In the epilogue, the last words were fittingly a quote from a soldier whose Prussian (later German) Army would dominate Europe’s battlefields from the mid-nineteenth to mid-twentieth centuries in much the same way the British Army had for the century and a half before that. `For battle`, wrote Baron von Müffling, Wellington’s former Prussian liaison officer, in 1816, `there is not perhaps in Europe an army equal to the British, that is to say, none whose tuition, discipline, and whole military tendency, is so purely and exclusively calculated for giving battle.` He added:
`The British soldier is vigorous, well fed, by nature highly brave and intrepid, trained to the most vigorous discipline, and admirably well armed. The infantry resist attacks of cavalry with great confidence, and when taken in the flank or rear, British troops are less disconcerted than any other European army. These circumstances in their favour will explain how this army, since the Duke of Wellington conducted it, has never yet been defeated in the open field`.

That is why I support the Royal British Legion.


Sam Tadanori said...

Its regrettable that the human race hasn't matured enough to rule out killing as a means to promote/defend a certain culture, religion, claim to resources, ad nauseum. While it persists, I'll gift any charity that contributes to the support of those negatively and critically affected by such violent conflict - whichever 'side' it might be on.
It would be nice to think I'll see an end to large scale war in my lifetime but at this moment in time it seems an impossible fantasy.

Trobairitz said...

I think war can always be considered hell, but for those that fought a few hundred years ago without, kevlar, sniper rifles, and air support it had to be the worst of the worst. And then to have no daily life to go back to if they survived, sigh. I couldn't imagine.

Anonymous said...

When we read accounts of daily life 100 years ago we cannot imagine how hard just existing was for the majority of people.
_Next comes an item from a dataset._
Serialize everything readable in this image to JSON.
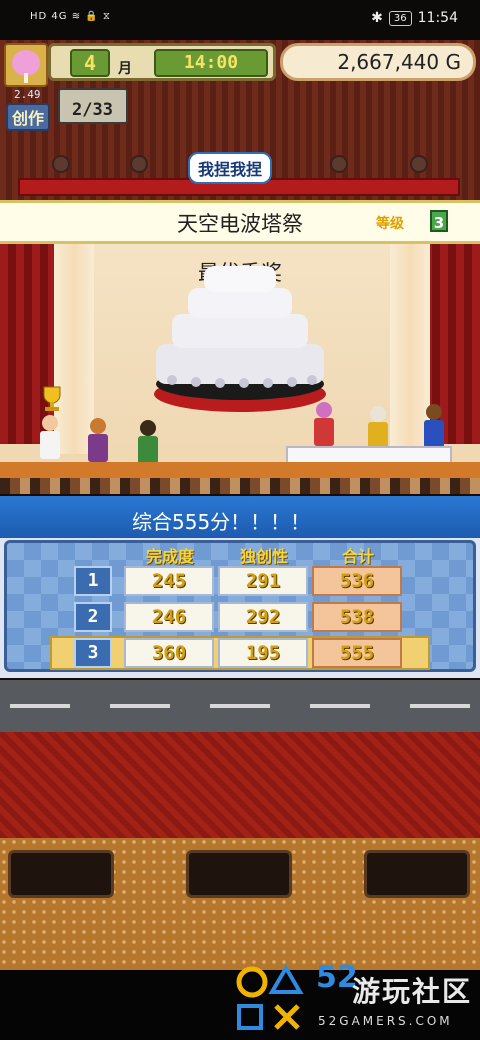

We tend to forget just how close the UK was to serious social upheaval/revolution prior to WW1.
I am afraid that war will continue as an instrument of policy, it is just that we now have a political/social elite who have never been involved close up with war as the post WW2 generation of politicians in the UK had been so they will therefore be quite blase about using troops.
How about a sweepstake on where the UK will next be involved in 'conflict'? My money is on somewhere in Africa.

Hogdayafternoon said...

Ret'd: I too believe that Africa will indeed be the new frontline.